Amazonクラウドのアジア太平洋データセンターがついにオープン。場所はシンガポール

さきほど、アマゾンのAmazon Web Service(AWS)で、アジア太平洋(Asia Pacific)リージョンとしてシンガポールが選択できるようになったことのアナウンスがAWS公式ブログにてありました。

シンガポールRegionで使えるAmazonのクラウドサービスはEC2 (含むElastic IPアドレス, クラウドウオッチ, Elasticブロックストレージ, Elasticロードバランシング, オートスケール), S3, SimpleDB, リレーショナルデータベースサービス, シンプルキューサービス(SQS), シンプルノーティフィケーションサービス, DevPay, クラウドフロント。だそうです。

EC2のインスタンスを作ろうとすると、ap-southeast-1aとap-southeast-1bの二つのゾーンが選べるようになっています。シンガポールRegionにもゾーンが二つあるということで、アジアだけで二系統の確保ができるのですね。(Zoneについてはここに解説)

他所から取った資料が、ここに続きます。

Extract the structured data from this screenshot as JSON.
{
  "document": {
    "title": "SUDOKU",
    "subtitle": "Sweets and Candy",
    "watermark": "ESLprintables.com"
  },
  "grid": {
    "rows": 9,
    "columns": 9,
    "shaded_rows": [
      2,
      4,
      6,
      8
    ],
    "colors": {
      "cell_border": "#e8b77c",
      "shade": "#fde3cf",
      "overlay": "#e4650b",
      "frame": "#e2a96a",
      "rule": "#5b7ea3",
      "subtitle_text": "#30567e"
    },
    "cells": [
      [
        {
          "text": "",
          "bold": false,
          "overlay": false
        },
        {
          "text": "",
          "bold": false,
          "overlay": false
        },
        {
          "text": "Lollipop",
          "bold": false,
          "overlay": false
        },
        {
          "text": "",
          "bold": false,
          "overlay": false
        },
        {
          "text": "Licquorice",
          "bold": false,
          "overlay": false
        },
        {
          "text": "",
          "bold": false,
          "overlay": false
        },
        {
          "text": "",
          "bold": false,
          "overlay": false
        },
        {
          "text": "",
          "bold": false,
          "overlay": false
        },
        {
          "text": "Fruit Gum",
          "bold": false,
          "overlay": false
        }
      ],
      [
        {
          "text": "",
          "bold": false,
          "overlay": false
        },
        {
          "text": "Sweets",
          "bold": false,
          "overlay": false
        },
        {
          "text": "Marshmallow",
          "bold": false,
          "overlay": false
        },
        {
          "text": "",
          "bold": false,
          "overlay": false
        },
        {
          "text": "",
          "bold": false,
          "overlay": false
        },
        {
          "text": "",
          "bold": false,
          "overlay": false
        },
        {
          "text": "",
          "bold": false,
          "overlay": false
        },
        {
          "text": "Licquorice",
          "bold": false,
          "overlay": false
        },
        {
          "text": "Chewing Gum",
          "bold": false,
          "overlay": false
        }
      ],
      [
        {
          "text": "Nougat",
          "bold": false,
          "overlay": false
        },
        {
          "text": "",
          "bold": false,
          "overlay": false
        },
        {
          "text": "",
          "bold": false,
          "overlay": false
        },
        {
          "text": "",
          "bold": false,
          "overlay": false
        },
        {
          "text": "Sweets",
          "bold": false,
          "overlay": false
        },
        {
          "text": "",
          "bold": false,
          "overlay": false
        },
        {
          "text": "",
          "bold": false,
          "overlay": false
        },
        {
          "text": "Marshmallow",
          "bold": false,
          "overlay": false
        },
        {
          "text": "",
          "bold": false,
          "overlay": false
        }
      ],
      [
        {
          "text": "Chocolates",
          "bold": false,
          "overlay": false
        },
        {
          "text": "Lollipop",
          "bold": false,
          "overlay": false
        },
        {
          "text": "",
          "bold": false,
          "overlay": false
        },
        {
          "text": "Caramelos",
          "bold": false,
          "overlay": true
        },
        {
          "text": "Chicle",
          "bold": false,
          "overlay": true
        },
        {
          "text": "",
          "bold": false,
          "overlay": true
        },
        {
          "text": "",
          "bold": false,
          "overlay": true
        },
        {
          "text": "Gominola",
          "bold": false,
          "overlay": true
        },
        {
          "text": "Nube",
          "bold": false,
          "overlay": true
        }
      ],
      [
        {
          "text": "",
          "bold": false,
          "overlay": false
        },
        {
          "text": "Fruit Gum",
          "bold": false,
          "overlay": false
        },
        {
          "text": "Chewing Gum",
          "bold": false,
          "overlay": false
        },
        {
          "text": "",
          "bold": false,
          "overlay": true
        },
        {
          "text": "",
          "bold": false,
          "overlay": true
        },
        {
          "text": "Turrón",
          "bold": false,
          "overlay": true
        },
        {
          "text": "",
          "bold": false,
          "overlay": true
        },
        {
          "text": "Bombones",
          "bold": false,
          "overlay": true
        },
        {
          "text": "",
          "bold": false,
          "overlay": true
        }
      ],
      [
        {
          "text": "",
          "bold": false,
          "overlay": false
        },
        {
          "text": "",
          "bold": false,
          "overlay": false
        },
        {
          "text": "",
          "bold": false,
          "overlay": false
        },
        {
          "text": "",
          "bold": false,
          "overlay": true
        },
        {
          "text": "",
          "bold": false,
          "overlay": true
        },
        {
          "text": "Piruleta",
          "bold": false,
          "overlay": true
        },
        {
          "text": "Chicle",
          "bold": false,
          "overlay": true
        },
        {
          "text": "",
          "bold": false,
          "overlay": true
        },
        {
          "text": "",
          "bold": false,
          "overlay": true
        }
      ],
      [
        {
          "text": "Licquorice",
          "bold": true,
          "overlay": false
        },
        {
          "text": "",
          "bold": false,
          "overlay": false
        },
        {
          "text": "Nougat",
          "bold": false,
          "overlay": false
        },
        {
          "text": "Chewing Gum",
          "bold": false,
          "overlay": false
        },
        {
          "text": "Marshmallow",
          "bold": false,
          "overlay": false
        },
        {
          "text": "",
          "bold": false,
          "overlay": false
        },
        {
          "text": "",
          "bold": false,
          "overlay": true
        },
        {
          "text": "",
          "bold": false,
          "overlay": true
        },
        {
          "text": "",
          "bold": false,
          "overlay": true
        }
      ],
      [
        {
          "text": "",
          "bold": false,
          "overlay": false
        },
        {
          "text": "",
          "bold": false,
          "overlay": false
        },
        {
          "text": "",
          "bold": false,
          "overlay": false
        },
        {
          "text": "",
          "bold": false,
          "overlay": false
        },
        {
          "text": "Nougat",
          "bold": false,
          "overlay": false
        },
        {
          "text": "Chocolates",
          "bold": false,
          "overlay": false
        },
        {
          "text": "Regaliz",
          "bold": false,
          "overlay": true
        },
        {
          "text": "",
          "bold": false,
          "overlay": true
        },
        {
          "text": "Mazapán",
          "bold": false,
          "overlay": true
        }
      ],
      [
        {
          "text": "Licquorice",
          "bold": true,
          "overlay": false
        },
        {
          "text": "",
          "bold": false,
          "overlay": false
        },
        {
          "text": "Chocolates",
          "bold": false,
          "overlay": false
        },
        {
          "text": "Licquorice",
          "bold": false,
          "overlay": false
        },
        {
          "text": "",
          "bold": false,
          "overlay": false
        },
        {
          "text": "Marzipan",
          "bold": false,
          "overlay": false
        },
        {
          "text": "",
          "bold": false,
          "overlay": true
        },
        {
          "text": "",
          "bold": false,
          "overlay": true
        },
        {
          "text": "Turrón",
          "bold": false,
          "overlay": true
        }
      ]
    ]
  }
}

料金ですが、最小のEC2インスタンスの値段をチェックしたところ、ヨーロッパと同じで米国より少しだけ高い価格のようです。

アジアでの最初のデータセンターがシンガポールになることは、これまでの発表等からもだいたいわかっていたのですが、日本じゃなかったのは残念ですね。

ネットワーク的な距離からいうと、アメリカ西海岸でもシンガポールでも日本でサービス提供するには遠いことに変わりはなく、海底ケーブルの容量とかを考えても日本のAWSユーザーにはそれほど嬉しい話ではないかもしれません。

# まだ計ってないので断言はできませんが

公式ブログで紹介されている、新データセンターを活用する予定の企業例でも、シンガポール、インド、オーストラリアの紹介しかありません。

ちょっと前にツイッターで、Amazonの人が東京でデータセンターを探しているのを見た、みたいな書き込みもあったし、2010年中にアジアに2箇所、という計画もどこかで言われていたように思うので、データセンター探しがうまくいって早く日本にもできるといいのですが。

[追記] 公式ブログに5時間ほど遅れて、メールで案内が来ました。AWSのユーザーの方は受け取ってると思いますが、ブログよりメールの方がそっけない内容でした。

[追記] レイテンシーを測定して報告されてる方が出てきましたね。

Amazon EC2/S3/他がアジア(シンガポール)で利用可能になったのでレイテンシを計測してみた – RX-7乗りの適当な日々

シンガポールにAWSがやってきたのでレイテンシを計測してみた – とあるはてな社員の日記

今のところでは、日本国内からは、最速のケースでつながっている経路ではアメリカ西海岸よりも速いところもあるけれど、遅いところではアメリカの方が速い、ということのようです。ユーザーのアクセスしているISPによってばらつきが大きいことや、料金が少し高いことを考えると、わざわざ切り替えるほどではないのかなあと。

すでに多量のサーバで運営させている場合に、米国とシンガポールで分散配置するような利用が良い条件もあるかもしれないですね。